A serious corruption charge now looks set to destabilise the present government. Police are likely to charge the foreign minister and leader of the far-right Israel Beiteinu party, Avigdor Lieberman, with corruption following a long-running investigation into allegations of bribery, fraud, breach of trust, money laundering and obstruction of justice in a case dating back over nine years. According to Ynet, police believe he pocketed about $2 million in his business dealings after he became a minister. The charges carry sentences of up to 31 years in jail. If he is charged, he will be forced to resign.

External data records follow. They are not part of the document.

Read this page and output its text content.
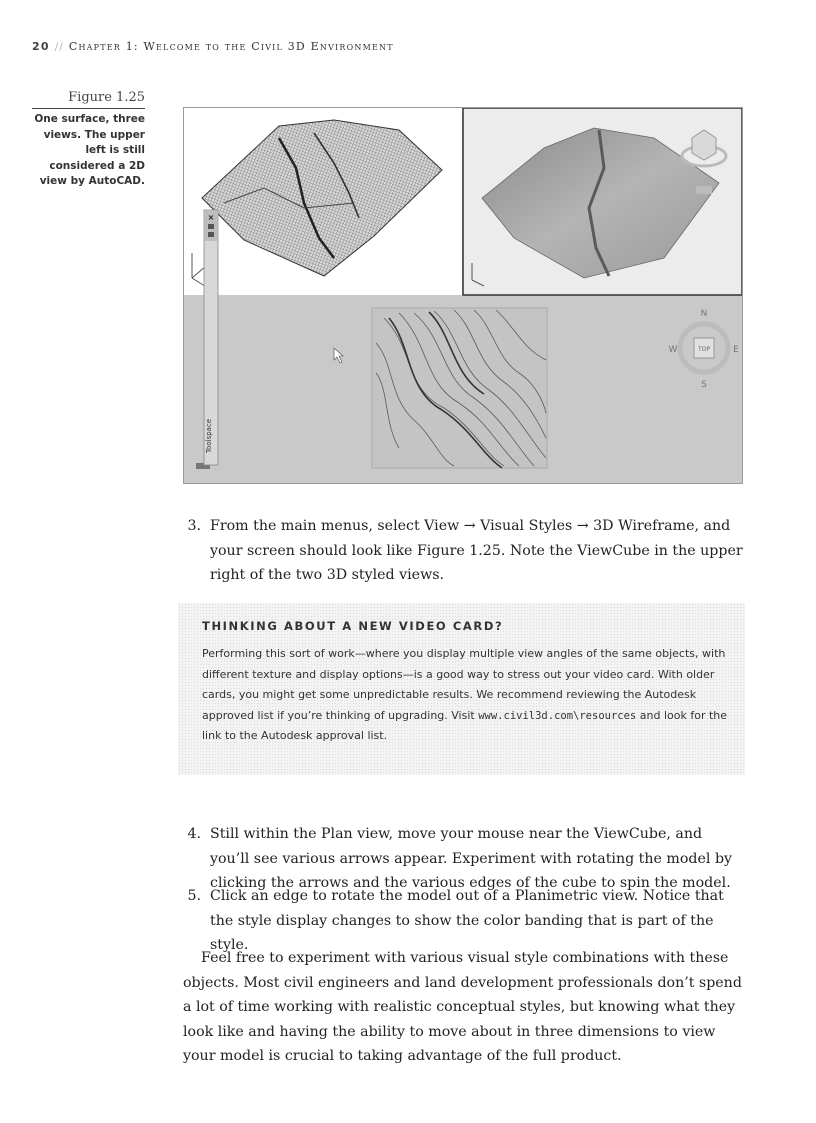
20 // Chapter 1: Welcome to the Civil 3D Environment
Figure 1.25
One surface, three views. The upper left is still considered a 2D view by AutoCAD.
TOP
N
S
E
W
×
Toolspace
3. From the main menus, select View → Visual Styles → 3D Wireframe, and your screen should look like Figure 1.25. Note the ViewCube in the upper right of the two 3D styled views.
THINKING ABOUT A NEW VIDEO CARD?

Performing this sort of work—where you display multiple view angles of the same objects, with different texture and display options—is a good way to stress out your video card. With older cards, you might get some unpredictable results. We recommend reviewing the Autodesk approved list if you’re thinking of upgrading. Visit www.civil3d.com\resources and look for the link to the Autodesk approval list.

4. Still within the Plan view, move your mouse near the ViewCube, and you’ll see various arrows appear. Experiment with rotating the model by clicking the arrows and the various edges of the cube to spin the model.
5. Click an edge to rotate the model out of a Planimetric view. Notice that the style display changes to show the color banding that is part of the style.
Feel free to experiment with various visual style combinations with these objects. Most civil engineers and land development professionals don’t spend a lot of time working with realistic conceptual styles, but knowing what they look like and having the ability to move about in three dimensions to view your model is crucial to taking advantage of the full product.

While Olmert is the first Israeli prime minister to be charged, he is not the first prime minister to be investigated for bribery and corruption. His predecessors, Ariel Sharon, Ehud Barak, Benyamin Netanyahu and Yitzhak Rabin, were all under investigation but charges were never brought. At one point, when Sharon was prime minister, it seemed that he would be charged with bribery during his tenure as foreign minister in a case that also implicated his successor, Olmert, but the incoming attorney general refused to press charges. In a separate case, Sharon’s son, as his campaign manager, served a jail sentence over illegal campaign contributions during his 1999 election to the Likud leadership.
The prosecution of Olmert will alter nothing fundamentally within Israel’s corrupt ruling elite. Business will carry on as usual. That Israel should be ruled by such a venal clique demonstrates the impossibility of preserving democratic norms in a society in which the political process, like every other institution, is geared towards preserving the interests of the fabulously wealthy elite at the direct expense of the working class. The broad mass of the population is alienated from all the official parties, which have become instruments for the unrestrained enrichment of the upper echelons and a focus for the lucrative attentions of semi-criminal and criminal layers anxious to establish their own place within ruling circles.